Ms Connor continued: "There is no justification for this underhand and unfair tax increase.
"We strongly urge the Chancellor to reconsider. I hope he doesn't just take note of our findings but acts on them."
Graeme Trudgill, executive director of the British Insurance Brokers' Association, said: "Insurance has been seen as a special case in terms of taxation as it is a social good - enabling people to protect themselves and their assets, alleviating the burden on the state."
He said that margins in the insurance industry are "tighter than they have ever been", and the tax hike will result in higher premiums for the public, including the 20.1 million households with contents insurance, 19.6 million with motor insurance and 17 million with buildings insurance.
Mr Trudgill continued: "Young drivers are the most over-represented age group for uninsured driving and increasing the cost of their motor insurance further is likely to increase the level of uninsured driving, which we are aware has now started to deteriorate.
"The increase completely undermines the constructive work that the industry and government have done in the past few years to tackle fraud - particularly with regard to whiplash claims - which previously saw premiums soar."
A Treasury spokeswoman said: "This government has taken real action to bring down the price of premiums for insurance customers: As the Chancellor said at Budget we will cap the charges that claims management companies can apply to their customers and launch a review in the Autumn to look at whether more can be done to give the regulators stronger powers and more resources to protect customers from abuse.

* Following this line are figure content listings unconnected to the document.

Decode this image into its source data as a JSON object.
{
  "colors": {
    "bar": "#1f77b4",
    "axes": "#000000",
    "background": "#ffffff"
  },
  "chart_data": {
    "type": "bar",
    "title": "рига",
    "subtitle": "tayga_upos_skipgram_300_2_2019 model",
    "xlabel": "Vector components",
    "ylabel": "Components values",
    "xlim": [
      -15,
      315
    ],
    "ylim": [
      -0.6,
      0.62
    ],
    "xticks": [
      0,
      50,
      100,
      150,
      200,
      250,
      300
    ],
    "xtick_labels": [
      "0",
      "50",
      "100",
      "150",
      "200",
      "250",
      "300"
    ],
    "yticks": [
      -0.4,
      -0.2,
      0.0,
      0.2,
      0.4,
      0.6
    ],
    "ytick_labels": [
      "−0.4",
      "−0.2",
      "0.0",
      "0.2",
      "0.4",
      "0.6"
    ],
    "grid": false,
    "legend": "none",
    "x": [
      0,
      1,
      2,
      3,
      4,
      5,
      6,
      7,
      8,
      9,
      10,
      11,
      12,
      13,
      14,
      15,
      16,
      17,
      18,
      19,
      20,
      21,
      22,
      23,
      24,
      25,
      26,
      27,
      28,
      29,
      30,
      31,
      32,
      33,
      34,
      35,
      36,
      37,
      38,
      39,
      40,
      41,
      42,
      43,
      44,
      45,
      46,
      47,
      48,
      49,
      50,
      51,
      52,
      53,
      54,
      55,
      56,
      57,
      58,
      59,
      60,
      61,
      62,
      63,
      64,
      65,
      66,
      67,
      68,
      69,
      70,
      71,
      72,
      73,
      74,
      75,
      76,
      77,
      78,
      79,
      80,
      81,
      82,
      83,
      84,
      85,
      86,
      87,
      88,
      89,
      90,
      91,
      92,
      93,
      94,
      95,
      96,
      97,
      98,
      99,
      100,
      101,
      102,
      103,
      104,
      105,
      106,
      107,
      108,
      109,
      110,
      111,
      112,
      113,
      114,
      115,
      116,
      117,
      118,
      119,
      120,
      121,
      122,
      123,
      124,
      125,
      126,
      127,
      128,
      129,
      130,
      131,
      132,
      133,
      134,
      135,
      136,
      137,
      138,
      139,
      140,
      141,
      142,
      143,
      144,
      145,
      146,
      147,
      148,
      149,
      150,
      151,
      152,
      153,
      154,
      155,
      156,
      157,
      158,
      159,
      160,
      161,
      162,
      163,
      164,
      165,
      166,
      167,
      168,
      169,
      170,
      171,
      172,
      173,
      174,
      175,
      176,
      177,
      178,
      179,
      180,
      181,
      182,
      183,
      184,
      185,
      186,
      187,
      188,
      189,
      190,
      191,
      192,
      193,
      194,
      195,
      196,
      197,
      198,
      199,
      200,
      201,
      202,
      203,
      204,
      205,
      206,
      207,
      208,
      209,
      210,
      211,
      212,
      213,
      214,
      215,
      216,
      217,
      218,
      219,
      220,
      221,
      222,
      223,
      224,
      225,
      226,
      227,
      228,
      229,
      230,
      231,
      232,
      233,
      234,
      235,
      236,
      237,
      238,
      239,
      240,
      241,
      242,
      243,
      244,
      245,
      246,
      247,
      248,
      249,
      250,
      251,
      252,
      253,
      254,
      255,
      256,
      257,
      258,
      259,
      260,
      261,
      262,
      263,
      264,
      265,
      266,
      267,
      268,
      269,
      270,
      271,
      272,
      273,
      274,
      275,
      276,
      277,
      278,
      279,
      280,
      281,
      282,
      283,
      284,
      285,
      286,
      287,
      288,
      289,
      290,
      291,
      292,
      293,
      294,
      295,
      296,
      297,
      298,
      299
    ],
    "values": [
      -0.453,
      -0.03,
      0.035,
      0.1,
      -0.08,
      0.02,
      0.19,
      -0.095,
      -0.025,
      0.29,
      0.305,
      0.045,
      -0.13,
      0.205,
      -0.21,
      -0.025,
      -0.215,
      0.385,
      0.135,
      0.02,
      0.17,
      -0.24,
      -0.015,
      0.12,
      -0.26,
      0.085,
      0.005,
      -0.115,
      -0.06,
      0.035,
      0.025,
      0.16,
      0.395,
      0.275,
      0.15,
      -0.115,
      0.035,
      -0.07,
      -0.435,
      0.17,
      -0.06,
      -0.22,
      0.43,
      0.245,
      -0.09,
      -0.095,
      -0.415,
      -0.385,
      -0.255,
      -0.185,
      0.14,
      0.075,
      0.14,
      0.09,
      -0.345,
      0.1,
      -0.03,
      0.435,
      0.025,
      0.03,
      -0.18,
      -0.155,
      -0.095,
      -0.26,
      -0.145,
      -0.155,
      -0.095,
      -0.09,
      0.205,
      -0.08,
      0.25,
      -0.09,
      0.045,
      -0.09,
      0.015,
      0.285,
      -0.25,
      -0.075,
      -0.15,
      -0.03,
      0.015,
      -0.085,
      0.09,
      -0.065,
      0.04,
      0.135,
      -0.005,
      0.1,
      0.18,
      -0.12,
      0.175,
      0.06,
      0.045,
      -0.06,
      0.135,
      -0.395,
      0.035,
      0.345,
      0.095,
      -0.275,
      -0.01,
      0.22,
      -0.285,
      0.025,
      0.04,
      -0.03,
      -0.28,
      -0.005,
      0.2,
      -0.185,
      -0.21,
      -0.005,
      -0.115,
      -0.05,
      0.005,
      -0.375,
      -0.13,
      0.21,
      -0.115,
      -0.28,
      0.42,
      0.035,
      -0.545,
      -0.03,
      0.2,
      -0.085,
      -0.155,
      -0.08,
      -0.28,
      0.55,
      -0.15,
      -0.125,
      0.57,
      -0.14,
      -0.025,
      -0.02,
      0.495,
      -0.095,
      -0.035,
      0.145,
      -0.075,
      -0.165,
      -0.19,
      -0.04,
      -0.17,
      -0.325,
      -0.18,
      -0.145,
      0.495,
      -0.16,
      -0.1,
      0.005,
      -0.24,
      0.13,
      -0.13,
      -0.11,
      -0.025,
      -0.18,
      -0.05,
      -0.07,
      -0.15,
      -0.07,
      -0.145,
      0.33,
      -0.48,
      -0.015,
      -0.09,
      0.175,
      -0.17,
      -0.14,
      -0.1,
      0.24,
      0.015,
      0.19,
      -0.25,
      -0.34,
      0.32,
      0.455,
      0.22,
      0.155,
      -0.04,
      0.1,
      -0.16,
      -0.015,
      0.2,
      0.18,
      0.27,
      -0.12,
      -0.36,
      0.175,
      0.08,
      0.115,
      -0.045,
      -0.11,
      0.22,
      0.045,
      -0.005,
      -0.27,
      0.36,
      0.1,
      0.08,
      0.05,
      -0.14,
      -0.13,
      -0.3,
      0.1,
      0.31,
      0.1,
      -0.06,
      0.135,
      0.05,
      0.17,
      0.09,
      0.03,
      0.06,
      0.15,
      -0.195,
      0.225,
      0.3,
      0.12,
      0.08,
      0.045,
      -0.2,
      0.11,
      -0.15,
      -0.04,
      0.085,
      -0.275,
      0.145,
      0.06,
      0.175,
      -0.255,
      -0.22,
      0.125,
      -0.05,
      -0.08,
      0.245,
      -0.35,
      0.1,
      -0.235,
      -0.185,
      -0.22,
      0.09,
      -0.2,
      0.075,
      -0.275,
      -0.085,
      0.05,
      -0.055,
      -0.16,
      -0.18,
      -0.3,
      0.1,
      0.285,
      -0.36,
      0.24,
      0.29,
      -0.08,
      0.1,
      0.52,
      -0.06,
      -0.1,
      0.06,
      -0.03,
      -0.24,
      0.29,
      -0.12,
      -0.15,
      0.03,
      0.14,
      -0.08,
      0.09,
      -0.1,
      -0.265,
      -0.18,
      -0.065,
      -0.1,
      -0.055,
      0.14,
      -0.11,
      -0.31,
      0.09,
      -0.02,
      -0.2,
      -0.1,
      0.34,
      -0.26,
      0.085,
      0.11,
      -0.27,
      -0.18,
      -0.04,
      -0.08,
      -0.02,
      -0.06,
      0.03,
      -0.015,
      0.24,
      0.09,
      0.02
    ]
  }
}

"Insurance premium tax is paid by companies, not individuals, so it is up to them whether they pass costs on to consumers. However, even if they did pass on the whole increase the average motorist's total costs would only increase by 30p a week. With insurance premium tax low by international comparisons, and only 20% of premiums affected, the government's approach for taxing insurers is sustainable, stable and fair."